These restrictions do not binary options winning formula pdf to jpg to normal “fair use”, defined as cited quotations totaling less than one page. About this Book This book is for the reader who wants to understand how data compression works, or who wants to write data compression software. Prior programming ability and some math skills will be needed.
This book is intended to be self contained. Sources are linked when appropriate, but you don’t need to click on them to understand the material. Information Theory Data compression is the art of reducing the number of bits needed to store or transmit data. Compression can be either lossless or lossy.
Losslessly compressed data can be decompressed to exactly its original value. Each letter of the alphabet is coded as a sequence of dots and dashes. The most common letters in English like E and T receive the shortest codes. The coder assigns shorter codes to the more likely symbols. There are efficient and optimal solutions to the coding problem.
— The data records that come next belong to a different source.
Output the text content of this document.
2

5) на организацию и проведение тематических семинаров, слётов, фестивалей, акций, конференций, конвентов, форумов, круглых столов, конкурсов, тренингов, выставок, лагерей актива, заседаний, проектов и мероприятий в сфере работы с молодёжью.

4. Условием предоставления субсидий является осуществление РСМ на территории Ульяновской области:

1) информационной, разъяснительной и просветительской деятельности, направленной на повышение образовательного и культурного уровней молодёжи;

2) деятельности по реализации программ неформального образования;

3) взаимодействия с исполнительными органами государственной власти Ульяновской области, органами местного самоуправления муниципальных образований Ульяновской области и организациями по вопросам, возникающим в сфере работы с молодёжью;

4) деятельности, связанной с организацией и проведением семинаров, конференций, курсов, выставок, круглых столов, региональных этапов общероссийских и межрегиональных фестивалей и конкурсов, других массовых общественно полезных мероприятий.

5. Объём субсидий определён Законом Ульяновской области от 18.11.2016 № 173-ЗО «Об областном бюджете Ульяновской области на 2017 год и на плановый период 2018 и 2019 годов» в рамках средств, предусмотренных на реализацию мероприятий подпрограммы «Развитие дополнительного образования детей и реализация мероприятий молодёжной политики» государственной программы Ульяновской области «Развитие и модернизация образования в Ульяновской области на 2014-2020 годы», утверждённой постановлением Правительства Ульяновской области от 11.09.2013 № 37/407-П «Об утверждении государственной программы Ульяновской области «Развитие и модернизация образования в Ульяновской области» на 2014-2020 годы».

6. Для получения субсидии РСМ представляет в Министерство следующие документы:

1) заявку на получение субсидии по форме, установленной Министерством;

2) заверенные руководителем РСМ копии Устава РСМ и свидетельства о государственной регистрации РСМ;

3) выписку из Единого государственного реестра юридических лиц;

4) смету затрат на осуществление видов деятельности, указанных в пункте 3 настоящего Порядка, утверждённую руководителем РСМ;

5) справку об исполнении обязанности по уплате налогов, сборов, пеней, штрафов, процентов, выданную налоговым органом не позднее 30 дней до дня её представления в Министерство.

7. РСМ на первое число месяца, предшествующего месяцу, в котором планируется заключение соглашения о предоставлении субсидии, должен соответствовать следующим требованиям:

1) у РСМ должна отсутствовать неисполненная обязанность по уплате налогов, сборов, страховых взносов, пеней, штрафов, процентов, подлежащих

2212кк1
However, optimal modeling has been proven not computable. Lossy compression discards “unimportant” data, for example, details of an image or audio clip that are not perceptible to the eye or ear. An example is the 1953 NTSC standard for broadcast color TV, used until 2009. Lossy compression consists of a transform to separate important from unimportant data, followed by lossless compression of the important part and discarding the rest.
The transform is an AI problem because it requires understanding what the human brain can and cannot perceive. There is no such thing as a “universal” compression algorithm that is guaranteed to compress any input, or even any input above a certain size. In particular, it is not possible to compress random data or compress recursively. Efficient and optimal codes are known. Data has a universal but uncomputable probability distribution. M in bits, almost independent of the language in which M is written.
There is no algorithm that tests for randomness or tells you whether a string can be compressed any further. Suppose there were a compression algorithm that could compress all strings of at least a certain size, say, n bits. There are exactly 2n different binary strings of length n. A universal compressor would have to encode each input differently. In fact, the vast majority of strings cannot be compressed by very much. The fraction of strings that can be compressed from n bits to m bits is at most 2m – n. Every compressor that can compress any input must also expand some of its input.
However, the expansion never needs to be more than one symbol. Any compression algorithm can be modified by adding one bit to indicate that the rest of the data is stored uncompressed. The counting argument applies to systems that would recursively compress their own output. In general, compressed data appears random to the algorithm that compressed it so that it cannot be compressed again. Coding is Bounded Suppose we wish to compress the digits of π, e.
Assume our model is that each digit occurs with probability 0. 1, independent of any other digits. Digit BCD Huffman Binary —- —- —- —- 0 0000 000 0 1 0001 001 1 2 0010 010 10 3 0011 011 11 4 0100 100 100 5 0101 101 101 6 0110 1100 110 7 0111 1101 111 8 1000 1110 1000 9 1001 1111 1001 — —- —- —- bpc 4. The code is uniquely decodable because no code is a prefix of any other code. The binary code is not uniquely decodable. For example, 111 could be decoded as 7 or 31 or 13 or 111. There are better codes than the Huffman code given above.
For example, we could assign Huffman codes to pairs of digits. There are 100 pairs each with probability 0. The average code length is 6. 72 bits per pair of digits, or 3.